Er hat die Ausbildung also beinahe hinter sich, weiß aber dennoch um falsche Erwartungen. So habe sein kleiner Bruder gedacht, er müsse sein eigenes Werkzeug mitbringen, sollte er ebenfalls eine Lehre als Elektrotechniker beginnen. Es brauche mehr Informationen gegen Ende der Pflichtschulzeit, sagt Filip.
"Ich glaube auch, dass man in der Schule früher ansetzen sollte", bestätigt Filips Kollege Elias. Viele seiner Freunde würden "irgendwas" studieren, weil sie nicht wüssten, was sie wirklich interessiert.
Auch Elias selbst hat bis vor der Matura das Gymnasium besucht. Dann brach er ab, begann eine Lehre als Bürokaufmann und holt jetzt neben der Ausbildung seine Matura an der Abendschule nach. "Man muss die Leute viel früher darauf hinweisen, dass es auch andere Möglichkeiten gibt", sagt er.
Schnupperlehre ausbauen
"Wir sind seit einiger Zeit mit unseren Fachgruppen in den Schulen unterwegs, weil man sich eben genau hier jenen vorstellen kann, die vor der Berufsentscheidung stehen", sagt auch Kammerpräsident Ruck.
Die Rückmeldungen würden die Aussagen von Filip und Elias bestätigen: Viele wüssten nicht, was sie sich unter einer Lehre konkret vorzustellen haben. Ruck plädiert daher unter anderem für einen Ausbau der Schnupperlehre.

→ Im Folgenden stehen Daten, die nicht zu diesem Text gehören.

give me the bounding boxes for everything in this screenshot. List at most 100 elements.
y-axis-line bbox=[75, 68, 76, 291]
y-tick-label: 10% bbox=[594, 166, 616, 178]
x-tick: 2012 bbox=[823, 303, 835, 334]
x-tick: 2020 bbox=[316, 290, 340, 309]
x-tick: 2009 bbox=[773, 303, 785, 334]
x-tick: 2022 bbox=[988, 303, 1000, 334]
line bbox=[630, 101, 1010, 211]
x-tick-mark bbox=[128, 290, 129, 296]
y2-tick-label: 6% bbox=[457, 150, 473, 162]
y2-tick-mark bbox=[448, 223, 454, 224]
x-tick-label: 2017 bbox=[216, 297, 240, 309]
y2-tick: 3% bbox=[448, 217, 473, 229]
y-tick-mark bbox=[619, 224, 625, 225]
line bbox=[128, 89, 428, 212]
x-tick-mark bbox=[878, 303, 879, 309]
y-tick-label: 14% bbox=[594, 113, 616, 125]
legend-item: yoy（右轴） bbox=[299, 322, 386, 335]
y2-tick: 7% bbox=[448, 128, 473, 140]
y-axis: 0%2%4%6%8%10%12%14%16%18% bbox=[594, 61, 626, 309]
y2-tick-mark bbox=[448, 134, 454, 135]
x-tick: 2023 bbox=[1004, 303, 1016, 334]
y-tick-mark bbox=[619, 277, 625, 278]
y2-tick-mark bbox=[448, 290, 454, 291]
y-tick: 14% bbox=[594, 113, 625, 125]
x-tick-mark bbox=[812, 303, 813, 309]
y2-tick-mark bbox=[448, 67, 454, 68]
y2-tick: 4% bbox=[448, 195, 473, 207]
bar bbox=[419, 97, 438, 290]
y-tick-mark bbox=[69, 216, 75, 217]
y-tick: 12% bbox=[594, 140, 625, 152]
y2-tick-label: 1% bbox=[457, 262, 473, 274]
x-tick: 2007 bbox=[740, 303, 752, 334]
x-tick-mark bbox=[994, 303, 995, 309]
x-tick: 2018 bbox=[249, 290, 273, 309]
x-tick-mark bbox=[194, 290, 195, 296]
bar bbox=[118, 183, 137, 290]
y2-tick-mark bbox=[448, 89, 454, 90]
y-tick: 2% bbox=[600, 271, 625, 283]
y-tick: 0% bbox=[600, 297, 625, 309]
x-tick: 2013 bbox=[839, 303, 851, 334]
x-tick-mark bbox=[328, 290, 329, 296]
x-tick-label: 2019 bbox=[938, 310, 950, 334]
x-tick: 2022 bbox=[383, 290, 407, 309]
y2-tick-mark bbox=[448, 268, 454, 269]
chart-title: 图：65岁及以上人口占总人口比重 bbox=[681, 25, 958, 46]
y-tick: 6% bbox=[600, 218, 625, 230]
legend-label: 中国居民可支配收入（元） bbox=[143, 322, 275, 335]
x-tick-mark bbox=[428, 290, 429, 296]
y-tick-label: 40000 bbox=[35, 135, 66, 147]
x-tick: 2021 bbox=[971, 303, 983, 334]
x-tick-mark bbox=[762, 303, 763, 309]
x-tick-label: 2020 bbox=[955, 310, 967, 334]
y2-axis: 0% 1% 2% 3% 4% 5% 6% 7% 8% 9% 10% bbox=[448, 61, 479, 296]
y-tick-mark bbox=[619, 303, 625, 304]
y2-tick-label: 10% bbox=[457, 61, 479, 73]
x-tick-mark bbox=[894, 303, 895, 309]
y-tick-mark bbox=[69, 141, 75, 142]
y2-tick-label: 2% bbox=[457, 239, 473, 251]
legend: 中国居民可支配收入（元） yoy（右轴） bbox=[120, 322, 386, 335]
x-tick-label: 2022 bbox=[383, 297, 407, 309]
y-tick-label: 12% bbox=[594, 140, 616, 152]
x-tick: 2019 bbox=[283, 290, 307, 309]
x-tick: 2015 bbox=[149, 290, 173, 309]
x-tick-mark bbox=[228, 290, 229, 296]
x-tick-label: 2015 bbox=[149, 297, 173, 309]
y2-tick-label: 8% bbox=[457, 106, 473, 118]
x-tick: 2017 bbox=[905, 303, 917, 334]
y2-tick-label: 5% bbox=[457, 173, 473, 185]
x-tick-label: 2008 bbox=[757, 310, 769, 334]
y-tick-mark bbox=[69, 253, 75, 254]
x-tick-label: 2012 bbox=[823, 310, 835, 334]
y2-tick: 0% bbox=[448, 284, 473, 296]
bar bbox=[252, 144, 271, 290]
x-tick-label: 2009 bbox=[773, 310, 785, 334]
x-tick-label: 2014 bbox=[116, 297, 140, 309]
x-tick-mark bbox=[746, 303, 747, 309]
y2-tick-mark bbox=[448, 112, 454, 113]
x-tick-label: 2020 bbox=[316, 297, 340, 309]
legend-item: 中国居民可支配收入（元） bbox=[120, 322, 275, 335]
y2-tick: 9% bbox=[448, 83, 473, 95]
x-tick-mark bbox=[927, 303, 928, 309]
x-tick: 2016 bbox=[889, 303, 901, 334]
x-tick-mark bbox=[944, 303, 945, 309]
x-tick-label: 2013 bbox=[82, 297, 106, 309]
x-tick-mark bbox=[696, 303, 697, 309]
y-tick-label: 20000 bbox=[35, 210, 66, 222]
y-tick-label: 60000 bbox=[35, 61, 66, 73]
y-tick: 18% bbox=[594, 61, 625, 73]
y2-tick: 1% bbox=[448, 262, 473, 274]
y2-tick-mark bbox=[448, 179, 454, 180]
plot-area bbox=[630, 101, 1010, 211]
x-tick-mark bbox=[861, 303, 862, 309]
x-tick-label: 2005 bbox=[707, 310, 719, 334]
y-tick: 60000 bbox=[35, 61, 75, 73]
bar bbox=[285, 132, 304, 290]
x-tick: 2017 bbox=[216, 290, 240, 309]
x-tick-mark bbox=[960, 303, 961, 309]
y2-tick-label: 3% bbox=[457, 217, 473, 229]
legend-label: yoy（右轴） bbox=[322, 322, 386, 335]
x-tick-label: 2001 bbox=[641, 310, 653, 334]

Stadtrat Hanke will gleichzeitig das Image der Lehre bei den Eltern verbessern, denn: "Eine Lehre ist die beste Chance, lebenslang einen guten Job zu haben." Stärker zu vermitteln, dass eine Lehre eine Ausbildung und nicht nur ein Türöffner in die Arbeitswelt sei, ist auch AMS-Chefin Draxl ein Anliegen.
Image der Mittelschule verbessern
Am Image zu arbeiten, fordert auch "Kaiserteam"-Geschäftsführerin Elisabeth Kühas - jedoch das Image der Mittelschule. Diese müsse wieder "mehr Achtung bekommen", sagt sie. Heute scheine es so zu sein, dass in den Mittelschulen nur mehr die landen, die nicht gut Deutsch können.
"Ich würde mein österreichisches Kind nicht in die Mittelschule geben", sagt sie. Sie selbst habe vor ihrer Lehre eine Hauptschule besucht, ihre 13-jährige Tochter habe sie aber in ein Gymnasium geschickt.
"Und da fängt das Problem an", so Kühas. Denn die Mittelschule sei die "Basis", aus der viele der künftigen Lehrlinge kommen würden.